Charter: Mission, Scope, Values, and Principles
The purpose of having a charter for your open source project is to help people understand the mission, scope, and values / principles, and having this documented early can help avoid issues and misunderstandings later. The overall cloud native ecosystem is complex with many projects containing overlapping functionality. A project charter[1] can help end users understand how your project fits into the overall ecosystem and what functionality it does / does not offer as compared to the many alternatives. The project charter can take many different forms, and it’s often not called a charter at all, but instead takes the form of a mission statement, scope, values / principles, and similar concepts often found within the governance documents or project READMEs.
Mission Statement
For CNCF projects, we recommend including a mission statement that helps people understand the purpose, advantages, and key features of your project in your README.md file. In most projects, the first few sentences of the README contain the mission statement, although it may not be labeled as such.
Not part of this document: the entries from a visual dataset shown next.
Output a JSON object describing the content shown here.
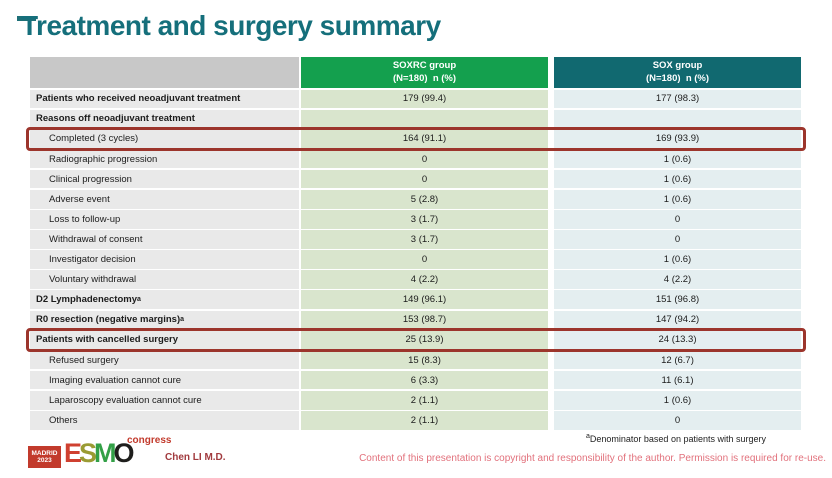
{
  "slide_title": "Treatment and surgery summary",
  "table": {
    "header": {
      "soxrc": {
        "line1": "SOXRC group",
        "line2": "(N=180)  n (%)"
      },
      "sox": {
        "line1": "SOX group",
        "line2": "(N=180)  n (%)"
      }
    },
    "rows": [
      {
        "label": "Patients who received neoadjuvant treatment",
        "bold": true,
        "indent": false,
        "soxrc": "179 (99.4)",
        "sox": "177 (98.3)",
        "highlight": false
      },
      {
        "label": "Reasons off neoadjuvant treatment",
        "bold": true,
        "indent": false,
        "soxrc": "",
        "sox": "",
        "highlight": false
      },
      {
        "label": "Completed (3 cycles)",
        "bold": false,
        "indent": true,
        "soxrc": "164 (91.1)",
        "sox": "169 (93.9)",
        "highlight": true
      },
      {
        "label": "Radiographic progression",
        "bold": false,
        "indent": true,
        "soxrc": "0",
        "sox": "1 (0.6)",
        "highlight": false
      },
      {
        "label": "Clinical progression",
        "bold": false,
        "indent": true,
        "soxrc": "0",
        "sox": "1 (0.6)",
        "highlight": false
      },
      {
        "label": "Adverse event",
        "bold": false,
        "indent": true,
        "soxrc": "5 (2.8)",
        "sox": "1 (0.6)",
        "highlight": false
      },
      {
        "label": "Loss to follow-up",
        "bold": false,
        "indent": true,
        "soxrc": "3 (1.7)",
        "sox": "0",
        "highlight": false
      },
      {
        "label": "Withdrawal of consent",
        "bold": false,
        "indent": true,
        "soxrc": "3 (1.7)",
        "sox": "0",
        "highlight": false
      },
      {
        "label": "Investigator decision",
        "bold": false,
        "indent": true,
        "soxrc": "0",
        "sox": "1 (0.6)",
        "highlight": false
      },
      {
        "label": "Voluntary withdrawal",
        "bold": false,
        "indent": true,
        "soxrc": "4 (2.2)",
        "sox": "4 (2.2)",
        "highlight": false
      },
      {
        "label": "D2 Lymphadenectomy",
        "sup": "a",
        "bold": true,
        "indent": false,
        "soxrc": "149 (96.1)",
        "sox": "151 (96.8)",
        "highlight": false
      },
      {
        "label": "R0 resection (negative margins)",
        "sup": "a",
        "bold": true,
        "indent": false,
        "soxrc": "153 (98.7)",
        "sox": "147 (94.2)",
        "highlight": false
      },
      {
        "label": "Patients with cancelled surgery",
        "bold": true,
        "indent": false,
        "soxrc": "25 (13.9)",
        "sox": "24 (13.3)",
        "highlight": true
      },
      {
        "label": "Refused surgery",
        "bold": false,
        "indent": true,
        "soxrc": "15 (8.3)",
        "sox": "12 (6.7)",
        "highlight": false
      },
      {
        "label": "Imaging evaluation cannot cure",
        "bold": false,
        "indent": true,
        "soxrc": "6 (3.3)",
        "sox": "11 (6.1)",
        "highlight": false
      },
      {
        "label": "Laparoscopy evaluation cannot cure",
        "bold": false,
        "indent": true,
        "soxrc": "2 (1.1)",
        "sox": "1 (0.6)",
        "highlight": false
      },
      {
        "label": "Others",
        "bold": false,
        "indent": true,
        "soxrc": "2 (1.1)",
        "sox": "0",
        "highlight": false
      }
    ]
  },
  "footnote": {
    "sup": "a",
    "text": "Denominator based on patients with surgery"
  },
  "footer": {
    "presenter": "Chen LI M.D.",
    "copyright": "Content of this presentation is copyright and responsibility of the author. Permission is required for re-use.",
    "logo": {
      "badge_line1": "MADRID",
      "badge_line2": "2023",
      "letter_e": "E",
      "letter_s": "S",
      "letter_m": "M",
      "letter_o": "O",
      "congress": "congress"
    }
  },
  "colors": {
    "title_text": "#156f7b",
    "soxrc_header_bg": "#14a04e",
    "sox_header_bg": "#116970",
    "header_empty_bg": "#c8c8c8",
    "label_column_bg": "#e9e9e9",
    "soxrc_column_bg": "#d9e5cd",
    "sox_column_bg": "#e4eef0",
    "highlight_border": "#9c352c",
    "copyright_text": "#e2717c",
    "presenter_text": "#a13a3e",
    "logo_red": "#c23a2c"
  }
}
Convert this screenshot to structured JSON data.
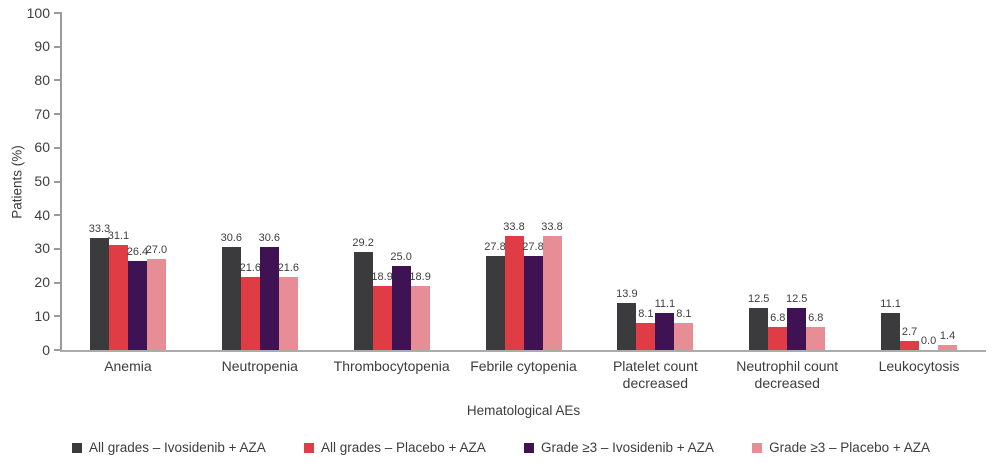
{
  "chart_data": {
    "type": "bar",
    "title": "",
    "xlabel": "Hematological AEs",
    "ylabel": "Patients (%)",
    "ylim": [
      0,
      100
    ],
    "yticks": [
      0,
      10,
      20,
      30,
      40,
      50,
      60,
      70,
      80,
      90,
      100
    ],
    "grid": false,
    "legend_position": "bottom",
    "value_labels": true,
    "value_label_decimals": 1,
    "axis_color": "#a0a0a0",
    "text_color": "#3d3d3d",
    "categories": [
      "Anemia",
      "Neutropenia",
      "Thrombocytopenia",
      "Febrile cytopenia",
      "Platelet count decreased",
      "Neutrophil count decreased",
      "Leukocytosis"
    ],
    "series": [
      {
        "name": "All grades – Ivosidenib + AZA",
        "color": "#3b3a3c",
        "values": [
          33.3,
          30.6,
          29.2,
          27.8,
          13.9,
          12.5,
          11.1
        ]
      },
      {
        "name": "All grades – Placebo + AZA",
        "color": "#e03c46",
        "values": [
          31.1,
          21.6,
          18.9,
          33.8,
          8.1,
          6.8,
          2.7
        ]
      },
      {
        "name": "Grade ≥3 – Ivosidenib + AZA",
        "color": "#3f1253",
        "values": [
          26.4,
          30.6,
          25.0,
          27.8,
          11.1,
          12.5,
          0.0
        ]
      },
      {
        "name": "Grade ≥3 – Placebo + AZA",
        "color": "#e78d96",
        "values": [
          27.0,
          21.6,
          18.9,
          33.8,
          8.1,
          6.8,
          1.4
        ]
      }
    ]
  }
}
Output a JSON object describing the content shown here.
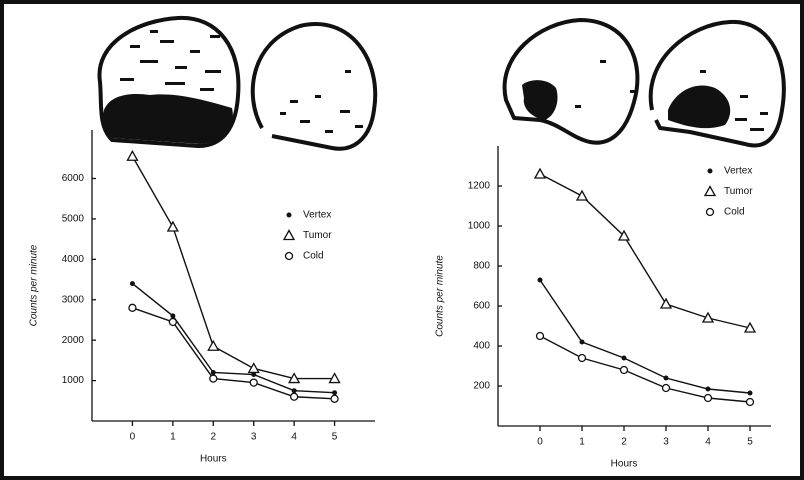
{
  "chart_data": [
    {
      "type": "line",
      "x_label": "Hours",
      "y_label": "Counts per minute",
      "x": [
        0,
        1,
        2,
        3,
        4,
        5
      ],
      "xlim": [
        -1,
        6
      ],
      "xticks": [
        0,
        1,
        2,
        3,
        4,
        5
      ],
      "ylim": [
        0,
        7200
      ],
      "yticks": [
        1000,
        2000,
        3000,
        4000,
        5000,
        6000
      ],
      "series": [
        {
          "name": "Vertex",
          "color": "#111111",
          "marker": "dot",
          "values": [
            3400,
            2600,
            1200,
            1150,
            750,
            700
          ]
        },
        {
          "name": "Tumor",
          "color": "#111111",
          "marker": "triangle",
          "values": [
            6550,
            4800,
            1850,
            1300,
            1050,
            1050
          ]
        },
        {
          "name": "Cold",
          "color": "#111111",
          "marker": "circle",
          "values": [
            2800,
            2450,
            1050,
            950,
            600,
            550
          ]
        }
      ]
    },
    {
      "type": "line",
      "x_label": "Hours",
      "y_label": "Counts per minute",
      "x": [
        0,
        1,
        2,
        3,
        4,
        5
      ],
      "xlim": [
        -1,
        5.5
      ],
      "xticks": [
        0,
        1,
        2,
        3,
        4,
        5
      ],
      "ylim": [
        0,
        1400
      ],
      "yticks": [
        200,
        400,
        600,
        800,
        1000,
        1200
      ],
      "series": [
        {
          "name": "Vertex",
          "color": "#111111",
          "marker": "dot",
          "values": [
            730,
            420,
            340,
            240,
            185,
            165
          ]
        },
        {
          "name": "Tumor",
          "color": "#111111",
          "marker": "triangle",
          "values": [
            1260,
            1150,
            950,
            610,
            540,
            490
          ]
        },
        {
          "name": "Cold",
          "color": "#111111",
          "marker": "circle",
          "values": [
            450,
            340,
            280,
            190,
            140,
            120
          ]
        }
      ]
    }
  ]
}
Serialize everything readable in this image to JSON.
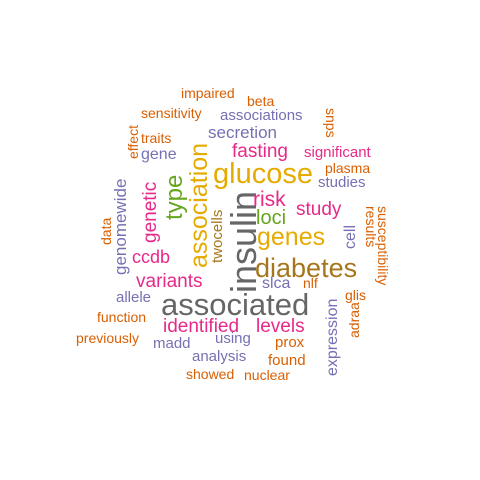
{
  "colors": {
    "orange": "#d95f02",
    "purple": "#7570b3",
    "magenta": "#e7298a",
    "green": "#66a61e",
    "gold": "#e6ab02",
    "brown": "#a6761d",
    "gray": "#666666"
  },
  "words": [
    {
      "text": "insulin",
      "color": "gray"
    },
    {
      "text": "associated",
      "color": "gray"
    },
    {
      "text": "diabetes",
      "color": "brown"
    },
    {
      "text": "glucose",
      "color": "gold"
    },
    {
      "text": "genes",
      "color": "gold"
    },
    {
      "text": "association",
      "color": "gold"
    },
    {
      "text": "type",
      "color": "green"
    },
    {
      "text": "loci",
      "color": "green"
    },
    {
      "text": "risk",
      "color": "magenta"
    },
    {
      "text": "fasting",
      "color": "magenta"
    },
    {
      "text": "variants",
      "color": "magenta"
    },
    {
      "text": "identified",
      "color": "magenta"
    },
    {
      "text": "levels",
      "color": "magenta"
    },
    {
      "text": "study",
      "color": "magenta"
    },
    {
      "text": "genetic",
      "color": "magenta"
    },
    {
      "text": "ccdb",
      "color": "magenta"
    },
    {
      "text": "significant",
      "color": "magenta"
    },
    {
      "text": "secretion",
      "color": "purple"
    },
    {
      "text": "associations",
      "color": "purple"
    },
    {
      "text": "gene",
      "color": "purple"
    },
    {
      "text": "studies",
      "color": "purple"
    },
    {
      "text": "genomewide",
      "color": "purple"
    },
    {
      "text": "allele",
      "color": "purple"
    },
    {
      "text": "slca",
      "color": "purple"
    },
    {
      "text": "madd",
      "color": "purple"
    },
    {
      "text": "using",
      "color": "purple"
    },
    {
      "text": "analysis",
      "color": "purple"
    },
    {
      "text": "expression",
      "color": "purple"
    },
    {
      "text": "cell",
      "color": "purple"
    },
    {
      "text": "twocells",
      "color": "brown"
    },
    {
      "text": "impaired",
      "color": "orange"
    },
    {
      "text": "beta",
      "color": "orange"
    },
    {
      "text": "sensitivity",
      "color": "orange"
    },
    {
      "text": "snps",
      "color": "orange"
    },
    {
      "text": "effect",
      "color": "orange"
    },
    {
      "text": "traits",
      "color": "orange"
    },
    {
      "text": "plasma",
      "color": "orange"
    },
    {
      "text": "data",
      "color": "orange"
    },
    {
      "text": "results",
      "color": "orange"
    },
    {
      "text": "susceptibility",
      "color": "orange"
    },
    {
      "text": "nlf",
      "color": "orange"
    },
    {
      "text": "glis",
      "color": "orange"
    },
    {
      "text": "prox",
      "color": "orange"
    },
    {
      "text": "function",
      "color": "orange"
    },
    {
      "text": "previously",
      "color": "orange"
    },
    {
      "text": "found",
      "color": "orange"
    },
    {
      "text": "showed",
      "color": "orange"
    },
    {
      "text": "nuclear",
      "color": "orange"
    },
    {
      "text": "adraa",
      "color": "orange"
    }
  ]
}
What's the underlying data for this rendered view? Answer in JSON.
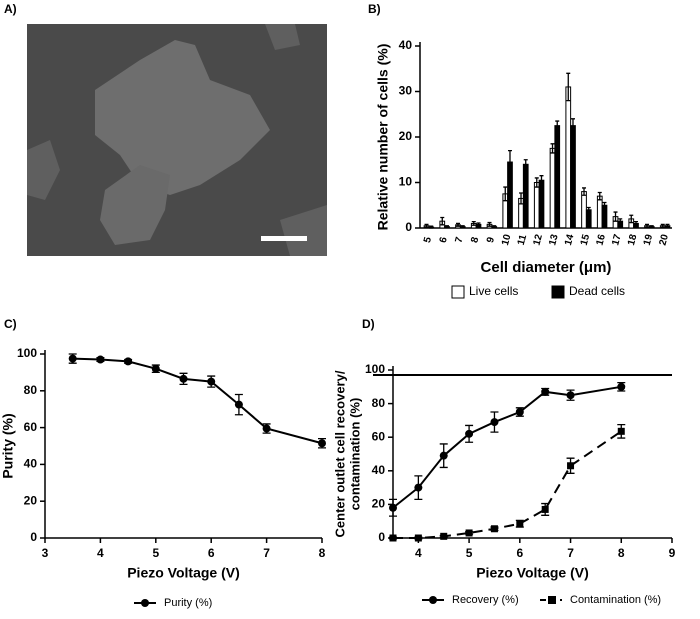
{
  "image_panel": {
    "panel_label": "A)"
  },
  "chart_data": [
    {
      "type": "bar",
      "panel_label": "B)",
      "ylabel": "Relative number of cells (%)",
      "xlabel": "Cell diameter (μm)",
      "categories": [
        "5",
        "6",
        "7",
        "8",
        "9",
        "10",
        "11",
        "12",
        "13",
        "14",
        "15",
        "16",
        "17",
        "18",
        "19",
        "20"
      ],
      "series": [
        {
          "name": "Live cells",
          "color": "#ffffff",
          "values": [
            0.5,
            1.5,
            0.7,
            1,
            0.8,
            7.5,
            6.5,
            10,
            17.5,
            31,
            8,
            7,
            2.5,
            2,
            0.5,
            0.5
          ],
          "errors": [
            0.3,
            0.8,
            0.3,
            0.4,
            0.4,
            1.5,
            1.2,
            1,
            1,
            3,
            0.8,
            0.8,
            1,
            0.8,
            0.3,
            0.3
          ]
        },
        {
          "name": "Dead cells",
          "color": "#000000",
          "values": [
            0.2,
            0.3,
            0.3,
            0.8,
            0.3,
            14.5,
            14,
            10.5,
            22.5,
            22.5,
            4,
            5,
            1.5,
            1,
            0.3,
            0.5
          ],
          "errors": [
            0.2,
            0.2,
            0.2,
            0.3,
            0.2,
            2.5,
            1,
            1,
            1,
            1.5,
            0.5,
            0.6,
            0.5,
            0.4,
            0.2,
            0.3
          ]
        }
      ],
      "ylim": [
        0,
        40
      ],
      "yticks": [
        0,
        10,
        20,
        30,
        40
      ]
    },
    {
      "type": "line",
      "panel_label": "C)",
      "ylabel": "Purity (%)",
      "xlabel": "Piezo Voltage (V)",
      "x": [
        3.5,
        4,
        4.5,
        5,
        5.5,
        6,
        6.5,
        7,
        8
      ],
      "series": [
        {
          "name": "Purity (%)",
          "color": "#000000",
          "marker": "circle",
          "dashed": false,
          "values": [
            97.5,
            97,
            96,
            92,
            86.5,
            85,
            72.5,
            59.5,
            51.5
          ],
          "errors": [
            2.5,
            1,
            1,
            2,
            3,
            3,
            5.5,
            2.5,
            2.5
          ]
        }
      ],
      "xlim": [
        3,
        8
      ],
      "xticks": [
        3,
        4,
        5,
        6,
        7,
        8
      ],
      "ylim": [
        0,
        100
      ],
      "yticks": [
        0,
        20,
        40,
        60,
        80,
        100
      ]
    },
    {
      "type": "line",
      "panel_label": "D)",
      "ylabel": [
        "Center outlet cell recovery/",
        "contamination (%)"
      ],
      "xlabel": "Piezo Voltage (V)",
      "x": [
        3.5,
        4,
        4.5,
        5,
        5.5,
        6,
        6.5,
        7,
        8
      ],
      "series": [
        {
          "name": "Recovery (%)",
          "color": "#000000",
          "marker": "circle",
          "dashed": false,
          "values": [
            18,
            30,
            49,
            62,
            69,
            75,
            87,
            85,
            90
          ],
          "errors": [
            5,
            7,
            7,
            5,
            6,
            2.5,
            2,
            3,
            2.5
          ]
        },
        {
          "name": "Contamination (%)",
          "color": "#000000",
          "marker": "square",
          "dashed": true,
          "values": [
            0,
            0,
            1,
            3,
            5.5,
            8.5,
            17,
            43,
            63.5
          ],
          "errors": [
            0.5,
            0.5,
            0.5,
            0.7,
            1,
            2,
            3.5,
            4.5,
            4
          ]
        }
      ],
      "hline": 97,
      "xlim": [
        3.5,
        9
      ],
      "xticks": [
        4,
        5,
        6,
        7,
        8,
        9
      ],
      "ylim": [
        0,
        100
      ],
      "yticks": [
        0,
        20,
        40,
        60,
        80,
        100
      ]
    }
  ]
}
It should provide a clear and concise description of the project containing the purpose (what the project does), advantages (why it’s important / useful), and key features of the project.
Examples:
- Harbor is an open source trusted cloud native registry project that stores, signs, and scans content. Harbor extends the open source Docker Distribution by adding the functionalities usually required by users such as security, identity and management. Having a registry closer to the build and run environment can improve the image transfer efficiency. Harbor supports replication of images between registries, and also offers advanced security features such as user management, access control and activity auditing.
- Linkerd is an ultralight, security-first service mesh for Kubernetes. Linkerd adds critical security, observability, and reliability features to your Kubernetes stack with no code change required.
Scope
By clearly documenting what is in and out of scope for your project, you can avoid misunderstandings about your project. The scope documentation helps end users understand what they can expect your project to do or not do. It also helps contributors understand which types of new features are likely to be accepted into the project and which ones are out of scope. The scope should be included in your README file or linked from the README as a separate file if it is too long to include.
Examples:
- containerd will distribute images, but not build them ( containerd scope doc).
- Kubernetes operates at the container level, not the hardware level, so it manages your containers, but will not maintain your hardware ( Kubernetes scope doc).
- The scope of CRI-O is tied to the scope of the CRI ( CRI-O scope doc).
Values / Principles
It is also good practice to include a statement of values or principles within your governance documentation. While the scope includes information about what your project does, your values / principles define how you work. They often include statements about openness, transparency, inclusion, being welcoming and respectful, and much more.
Examples:
- Kubernetes principles and community values
- CoreDNS principles
- Vitess guiding principles
- Cilium community values
These are all living documents that should be expected to change over time as the project evolves. For sandbox projects, this might be a simple one or two sentence statement about what the project does, and by the time a project has graduated, they would probably have a more detailed mission statement, scope, and values / principles. All of this documentation should be consistent with the mission and values in the CNCF Charter.
[1]: Note: SIGs also have charters that serve a similar function and often contain mission statements, scope, etc.